Ia mencontohkan Gili Trawangan yang kini menjadi salah satu destinasi unggulan NTB. Destinasi tersebut tidak tumbuh begitu saja, tetapi melalui proses panjang dan berbagai tantangan.

Hal serupa juga terjadi di Bali maupun destinasi lain yang kini telah dikenal luas.

elain persoalan anggaran, masalah sampah menjadi pekerjaan rumah besar sektor pariwisata NTB. Kasus sampah di kawasan Rinjani bahkan telah menjadi perhatian wisatawan mancanegara.
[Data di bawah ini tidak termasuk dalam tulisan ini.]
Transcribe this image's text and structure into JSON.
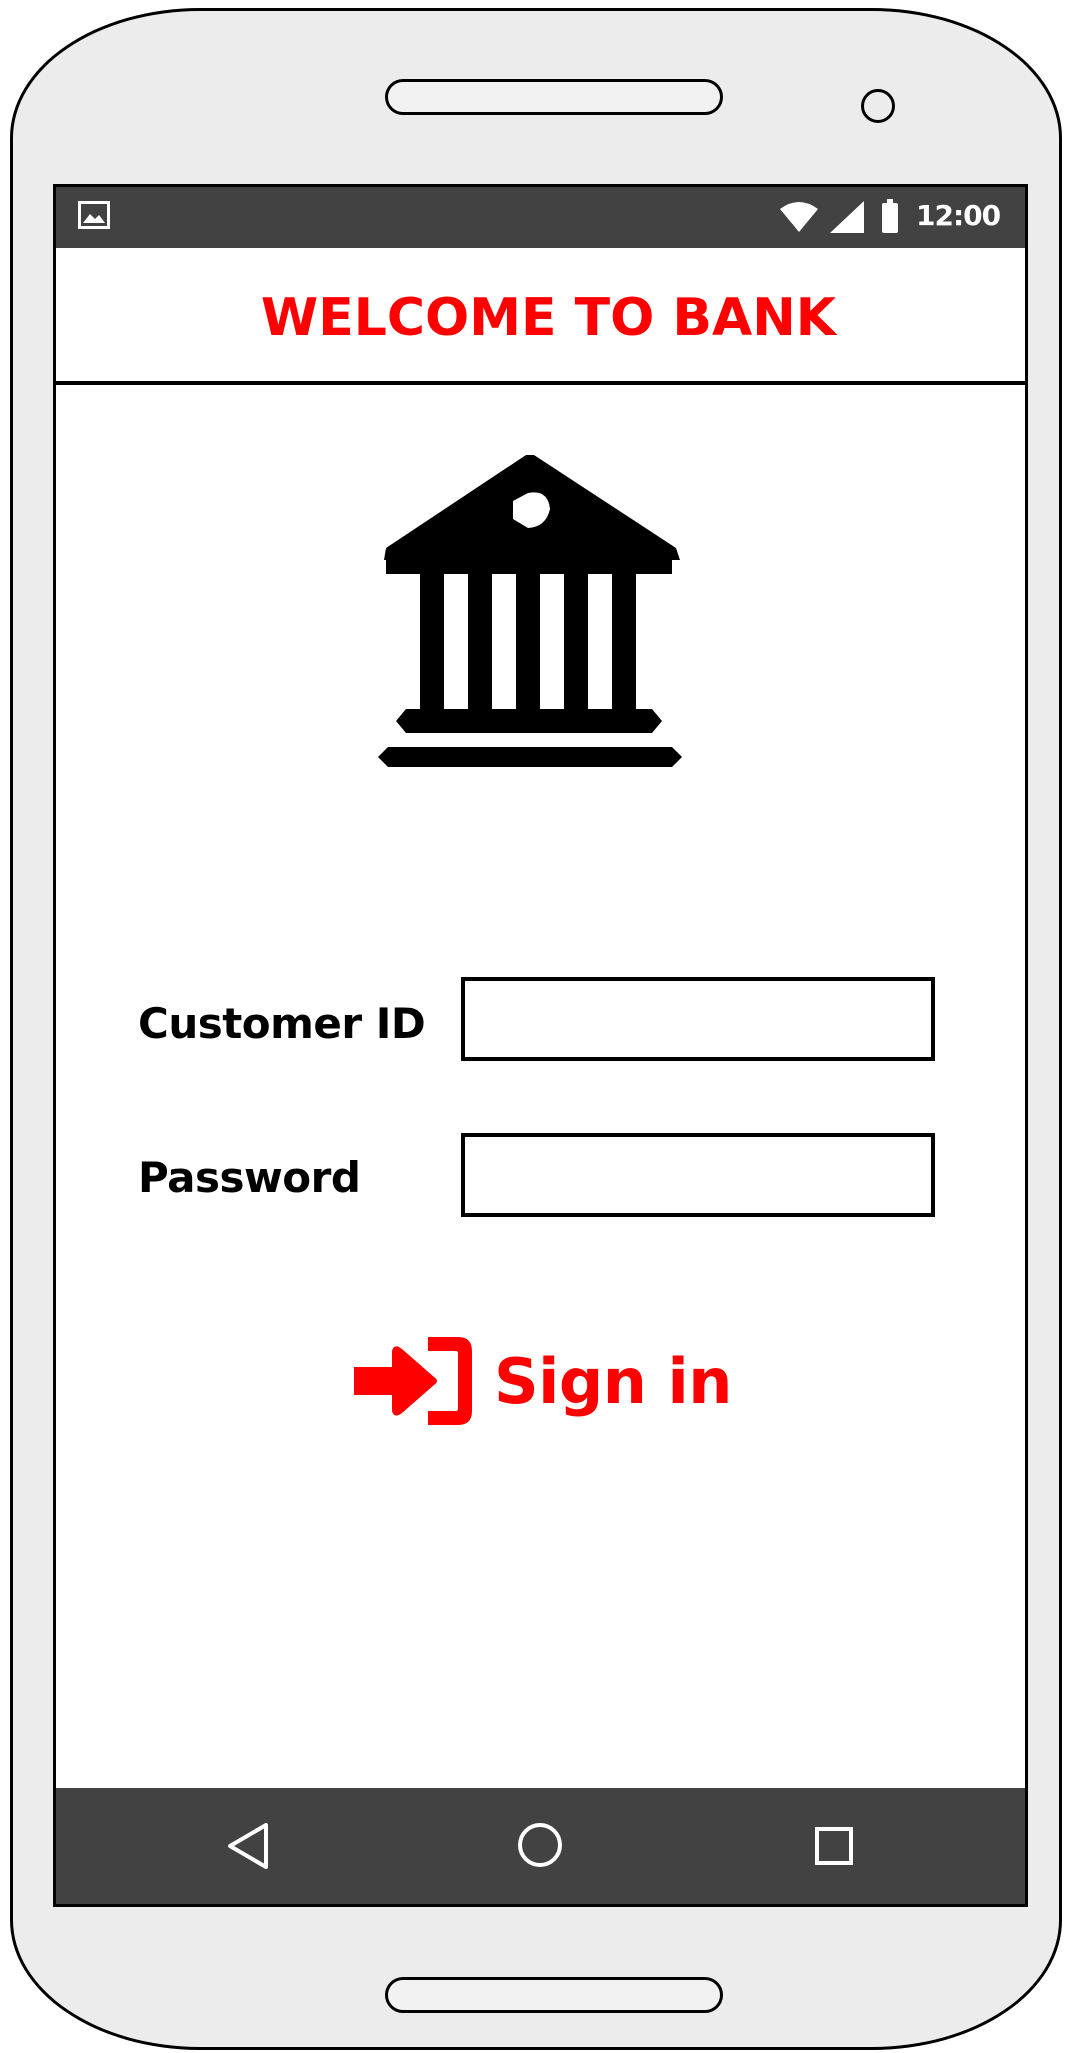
{
  "status_bar": {
    "time": "12:00",
    "icons": [
      "gallery-icon",
      "wifi-icon",
      "signal-icon",
      "battery-icon"
    ]
  },
  "header": {
    "title": "WELCOME TO BANK",
    "title_color": "#ff0000"
  },
  "logo": {
    "icon": "bank-building-icon"
  },
  "form": {
    "customer_id_label": "Customer ID",
    "customer_id_value": "",
    "password_label": "Password",
    "password_value": ""
  },
  "sign_in": {
    "label": "Sign in",
    "icon": "sign-in-arrow-icon",
    "color": "#ff0000"
  },
  "nav_bar": {
    "icons": [
      "back-icon",
      "home-icon",
      "recent-apps-icon"
    ]
  },
  "colors": {
    "accent": "#ff0000",
    "bar_background": "#424242",
    "device_body": "#ececec"
  }
}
Sahlan menyebut adanya wisatawan mancanegara yang sampai menangis di medsos, melihat kondisi sampah di kawasan wisata Rinjani. Menurutnya, hal itu harus menjadi momentum bagi semua pihak untuk melakukan koreksi.

Ia menegaskan, persoalan tersebut tidak cukup diselesaikan melalui konsep atau wacana. Pemerintah harus melakukan langkah mitigasi secara faktual, komprehensif dan terukur.

Pemerintah daerah, lanjut Sahlan, dapat memberikan dukungan melalui regulasi yang jelas. Desa dan masyarakat perlu diberi ruang untuk mengatur mekanisme pengelolaan pariwisatanya.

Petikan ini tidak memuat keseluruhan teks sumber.